2️⃣ Koordinasi antar-lembaga dipertegas tidak boleh tumpang tindih
Selama ini kewenangan soal energi tersebar di banyak instansi. Doktrin energi akan menjadi payung koordinatif yang menentukan peran, mekanisme operasi gabungan, dan standar pengamanan terpadu.
3️⃣ Intelijen sumber daya alam karena ancaman tidak hanya fisik
Diperlukan energy intelligence unit yang menganalisis peta geopolitik, risiko rantai pasok global, serta manuver negara besar yang dapat mengancam kedaulatan energi Indonesia.
4️⃣ Good governance & antikorupsi bukan pelengkap tapi pondasi
Mafia tambang, penambangan ilegal, dan kebocoran produksi adalah ancaman langsung terhadap pertahanan energi. Doktrin ketahanan energi harus menyertakan digitalisasi rantai pasok, transparansi, hingga penegakan hukum yang tegas.
5️⃣ Teknologi dan transisi energi harus menjadi prioritas jangka panjang
Tanpa penguasaan teknologi penyimpanan energi, pembangkit terbarukan, jaringan listrik pintar, dan hilirisasi mineral, ketahanan energi tidak akan tercapai.
6️⃣ Energi sebagai instrumen diplomasi
Indonesia dapat memanfaatkan statusnya sebagai produsen mineral strategis untuk memperkuat posisi tawar dalam kerja sama internasional, perdagangan, dan teknologi.
⚠ Tantangan tetap ada
Kekhawatiran perluasan peran militer dalam sektor energi harus diatasi dengan supremasi sipil dan mekanisme pengawasan kuat, persis seperti praktik di negara-negara demokrasi modern.
Selain itu, doktrin ketahanan energi tidak boleh bergantung pada siklus politik lima tahunan. Ia harus dilembagakan sebagai kebijakan nasional yang mengikat lintas pemerintahan.
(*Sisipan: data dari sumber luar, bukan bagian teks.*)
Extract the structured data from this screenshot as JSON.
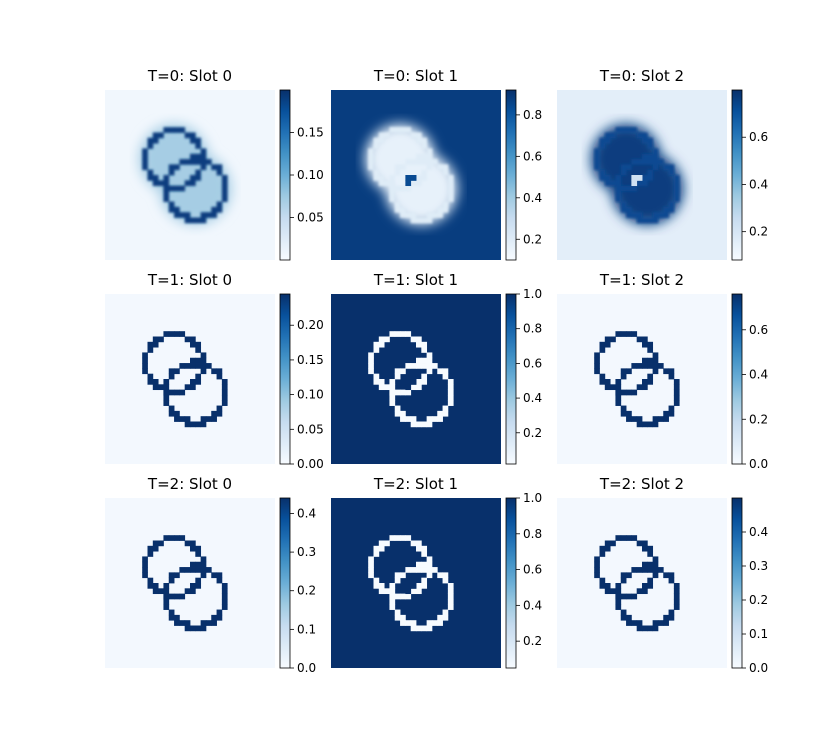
{
  "figure": {
    "colormap": "Blues",
    "background_color": "#ffffff",
    "panel_background_color": "#f7fbff",
    "outline_color": "#08306b"
  },
  "chart_data": [
    {
      "type": "heatmap",
      "title": "T=0: Slot 0",
      "colorbar_range": [
        0.0,
        0.2
      ],
      "colorbar_ticks": [
        "0.05",
        "0.10",
        "0.15"
      ],
      "bg_value": 0.03,
      "ring_value": 0.95,
      "blur": true,
      "blur_halo_value": 0.35,
      "blob_value": null
    },
    {
      "type": "heatmap",
      "title": "T=0: Slot 1",
      "colorbar_range": [
        0.1,
        0.92
      ],
      "colorbar_ticks": [
        "0.2",
        "0.4",
        "0.6",
        "0.8"
      ],
      "bg_value": 0.95,
      "ring_value": 0.12,
      "blur": true,
      "blur_halo_value": 0.08,
      "blob_value": 0.9
    },
    {
      "type": "heatmap",
      "title": "T=0: Slot 2",
      "colorbar_range": [
        0.08,
        0.8
      ],
      "colorbar_ticks": [
        "0.2",
        "0.4",
        "0.6"
      ],
      "bg_value": 0.1,
      "ring_value": 0.9,
      "blur": true,
      "blur_halo_value": 0.95,
      "blob_value": 0.2
    },
    {
      "type": "heatmap",
      "title": "T=1: Slot 0",
      "colorbar_range": [
        0.0,
        0.245
      ],
      "colorbar_ticks": [
        "0.00",
        "0.05",
        "0.10",
        "0.15",
        "0.20"
      ],
      "bg_value": 0.02,
      "ring_value": 1.0,
      "blur": false,
      "blob_value": null
    },
    {
      "type": "heatmap",
      "title": "T=1: Slot 1",
      "colorbar_range": [
        0.02,
        1.0
      ],
      "colorbar_ticks": [
        "0.2",
        "0.4",
        "0.6",
        "0.8",
        "1.0"
      ],
      "bg_value": 1.0,
      "ring_value": 0.0,
      "blur": false,
      "blob_value": 1.0
    },
    {
      "type": "heatmap",
      "title": "T=1: Slot 2",
      "colorbar_range": [
        0.0,
        0.76
      ],
      "colorbar_ticks": [
        "0.0",
        "0.2",
        "0.4",
        "0.6"
      ],
      "bg_value": 0.02,
      "ring_value": 1.0,
      "blur": false,
      "blob_value": null
    },
    {
      "type": "heatmap",
      "title": "T=2: Slot 0",
      "colorbar_range": [
        0.0,
        0.44
      ],
      "colorbar_ticks": [
        "0.0",
        "0.1",
        "0.2",
        "0.3",
        "0.4"
      ],
      "bg_value": 0.02,
      "ring_value": 1.0,
      "blur": false,
      "blob_value": null
    },
    {
      "type": "heatmap",
      "title": "T=2: Slot 1",
      "colorbar_range": [
        0.05,
        1.0
      ],
      "colorbar_ticks": [
        "0.2",
        "0.4",
        "0.6",
        "0.8",
        "1.0"
      ],
      "bg_value": 1.0,
      "ring_value": 0.0,
      "blur": false,
      "blob_value": 1.0
    },
    {
      "type": "heatmap",
      "title": "T=2: Slot 2",
      "colorbar_range": [
        0.0,
        0.5
      ],
      "colorbar_ticks": [
        "0.0",
        "0.1",
        "0.2",
        "0.3",
        "0.4"
      ],
      "bg_value": 0.02,
      "ring_value": 1.0,
      "blur": false,
      "blob_value": null
    }
  ]
}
🎯 Energi adalah masa depan kedaulatan Indonesia
Di tengah dunia yang semakin saling berebut sumber daya, Indonesia punya dua pilihan:
✨ Mengelola energi dengan visi besar, keberanian politik, dan strategi jangka panjang atau
⚠ kehilangan peluang emas dan masuk dalam ketergantungan global.
Dengan doktrin ketahanan energi, Indonesia dapat membangun kedaulatan energi, kemandirian ekonomi, serta posisi tawar sebagai kekuatan energi regional dan global.